Correva a perdifiato evitando agilmente i carretti dei mercanti che ostruivano il passaggio sotto l’arcata di Porta Salaria, in un baleno si trovò fuori le antiche mura e finalmente, al cancello di Villa Albani, si arrestò per un attimo a prendere fiato. “Aprite vi prego! Aprite!”, chiamò con voce forte Angela e il cancello si aprì. Appena saputo che Raffaello era stato portato via dalla gendarmeria pontificia, Angela corse senza pensarci, disperata, a chiedere l’intervento dell’unica persona che avrebbe potuto darle una speranza, il Principe Albani. A un tratto la carrozza si fermò e Raffaello che incappucciato non poteva vedere assolutamente nulla, fu fatto scendere adagio. Fu felice di constatare che i gradini che stava percorrendo non erano in discesa, come quelli di Castel Sant’Angelo, ma in salita. Sentì una porta di legno aprirsi con rumore lieve davanti a lui, appena gli tolsero il cappuccio, si ritrovò, con meraviglia, nelle stanze private di palazzo Albani.
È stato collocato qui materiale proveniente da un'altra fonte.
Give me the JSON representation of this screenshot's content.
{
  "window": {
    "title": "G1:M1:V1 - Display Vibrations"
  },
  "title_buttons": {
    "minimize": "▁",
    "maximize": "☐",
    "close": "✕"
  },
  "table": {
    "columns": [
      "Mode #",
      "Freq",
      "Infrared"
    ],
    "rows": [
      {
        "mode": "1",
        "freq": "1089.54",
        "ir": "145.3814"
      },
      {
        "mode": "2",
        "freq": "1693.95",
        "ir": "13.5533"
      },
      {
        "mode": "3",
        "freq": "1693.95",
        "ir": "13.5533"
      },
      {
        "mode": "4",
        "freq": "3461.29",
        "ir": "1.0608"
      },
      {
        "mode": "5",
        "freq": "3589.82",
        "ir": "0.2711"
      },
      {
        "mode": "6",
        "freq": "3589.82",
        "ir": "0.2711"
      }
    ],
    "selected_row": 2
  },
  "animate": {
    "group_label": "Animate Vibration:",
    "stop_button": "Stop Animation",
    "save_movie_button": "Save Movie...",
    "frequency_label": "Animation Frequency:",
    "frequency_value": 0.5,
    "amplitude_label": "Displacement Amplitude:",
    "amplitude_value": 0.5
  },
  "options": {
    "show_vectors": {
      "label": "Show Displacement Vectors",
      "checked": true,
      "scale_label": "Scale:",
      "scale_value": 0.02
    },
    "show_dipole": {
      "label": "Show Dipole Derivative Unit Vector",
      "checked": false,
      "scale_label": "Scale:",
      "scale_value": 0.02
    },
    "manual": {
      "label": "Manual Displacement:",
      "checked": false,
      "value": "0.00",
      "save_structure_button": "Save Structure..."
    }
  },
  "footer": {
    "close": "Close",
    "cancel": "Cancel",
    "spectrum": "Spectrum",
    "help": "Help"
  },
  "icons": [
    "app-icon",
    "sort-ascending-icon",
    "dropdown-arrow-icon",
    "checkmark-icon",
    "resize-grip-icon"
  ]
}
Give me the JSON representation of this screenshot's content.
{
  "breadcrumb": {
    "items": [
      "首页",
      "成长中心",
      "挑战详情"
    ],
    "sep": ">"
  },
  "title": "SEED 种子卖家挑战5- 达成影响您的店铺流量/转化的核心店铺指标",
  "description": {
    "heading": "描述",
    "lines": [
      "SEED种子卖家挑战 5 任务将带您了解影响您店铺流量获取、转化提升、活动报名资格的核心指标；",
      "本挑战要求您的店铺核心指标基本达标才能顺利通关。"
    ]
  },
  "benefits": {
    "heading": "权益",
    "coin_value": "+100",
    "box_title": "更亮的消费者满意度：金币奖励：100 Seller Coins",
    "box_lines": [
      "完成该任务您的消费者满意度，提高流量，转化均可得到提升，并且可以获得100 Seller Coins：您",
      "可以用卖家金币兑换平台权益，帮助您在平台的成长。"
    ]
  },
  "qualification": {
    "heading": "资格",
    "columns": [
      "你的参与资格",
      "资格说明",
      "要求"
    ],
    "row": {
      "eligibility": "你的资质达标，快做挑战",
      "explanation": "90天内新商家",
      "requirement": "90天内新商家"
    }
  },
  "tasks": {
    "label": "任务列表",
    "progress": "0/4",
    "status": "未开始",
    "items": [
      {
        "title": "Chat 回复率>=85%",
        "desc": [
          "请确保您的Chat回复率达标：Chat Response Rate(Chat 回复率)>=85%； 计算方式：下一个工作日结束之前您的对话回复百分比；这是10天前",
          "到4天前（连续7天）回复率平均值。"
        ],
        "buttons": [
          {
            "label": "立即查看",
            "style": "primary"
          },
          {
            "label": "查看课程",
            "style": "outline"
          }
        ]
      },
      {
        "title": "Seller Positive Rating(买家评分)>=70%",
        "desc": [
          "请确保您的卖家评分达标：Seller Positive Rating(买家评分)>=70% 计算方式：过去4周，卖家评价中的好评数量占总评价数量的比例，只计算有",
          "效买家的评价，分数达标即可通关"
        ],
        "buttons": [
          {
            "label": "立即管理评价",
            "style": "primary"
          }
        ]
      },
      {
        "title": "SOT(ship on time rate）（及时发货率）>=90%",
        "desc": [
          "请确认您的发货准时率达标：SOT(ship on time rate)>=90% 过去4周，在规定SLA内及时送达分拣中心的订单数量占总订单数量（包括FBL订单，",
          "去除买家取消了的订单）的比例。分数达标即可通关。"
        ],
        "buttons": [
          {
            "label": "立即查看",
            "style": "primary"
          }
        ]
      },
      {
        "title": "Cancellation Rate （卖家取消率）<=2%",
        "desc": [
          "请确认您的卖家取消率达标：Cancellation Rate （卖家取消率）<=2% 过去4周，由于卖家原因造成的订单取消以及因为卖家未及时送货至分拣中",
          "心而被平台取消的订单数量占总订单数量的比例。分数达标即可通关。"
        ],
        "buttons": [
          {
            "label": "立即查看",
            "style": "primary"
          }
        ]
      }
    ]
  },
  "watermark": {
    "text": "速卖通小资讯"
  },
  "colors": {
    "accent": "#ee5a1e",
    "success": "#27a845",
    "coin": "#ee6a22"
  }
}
Stava davanti a lui il Principe Albani che subito lo interrogò severamente: ” Viviamo sotto un vellutato, mite e paterno regime, ma tu con la tua testa irrequieta vuoi ribellarti contro sua Santità Gregorio XVI!”. “Signore”, rispose Raffaello, “la prego di credermi! Io non ho mai avuto la minima intenzione di fare quello per cui mi si accusa ingiustamente!”. Il Principe, già informato delle gelosie che si erano addensate su Raffaello tra i monaci della Santa Trinità, lo guardò negli occhi fisso e, tramutato il suo sguardo da accusatorio in benevolo, dopo una predica in cui lo ammoniva dal guardarsi dalle compagnie compromettenti, lo lasciò andare. Il giorno dopo fu rilasciato, ma non potendo tornare a Santa Trinità dei Pellegrini, fu costretto a cercare un altro impiego. La fortuna gli venne incontro e grazie alla conoscenza delle lingue, riuscì ad entrare come copialettere e traduttore presso la rinomata banca della potente famiglia Torlonia.La vita sembrò sorridergli come mai prima, un nuovo posto rinomato gli permise di avere frequentazioni mondane che non poteva permettersi fino ad allora e gli capitava spesso di passare le sue serate con Angela alla trattoria Falcone in piazza Sant’Eustachio ritrovo di scrittori, artisti, musicisti e giovani della buona società. La disavventura con i gendarmi gli aveva procurato poi una fama di repubblicano presso i giovani che frequentavano le locande del rione Regola, che in queli
tempi ribollivano di spirito patriottico e rivoluzionario. Una sera era seduto ad un tavolo con due giovani che aveva conosciuto qualche tempo prima, Giovan Battista Cattabeni e Mattia Montecchi. “Senti Raffaello”, esordì Mattia, “perchè non dai un’occhiata a questo libretto?”. Raffaello prese il libro che l’altro gli porgeva e lesse: “Programma politico della Giovine Italia di Giuseppe Mazzini”. “Io e Giovanni abbiamo degli amici che ne fanno parte e siamo in contatto con loro già da tempo. Si preparano grandi gesta, eroiche, per liberare per sempre Roma e l’Italia dal giogo delle forze reazionarie e clericali. Credo ti interesserà”.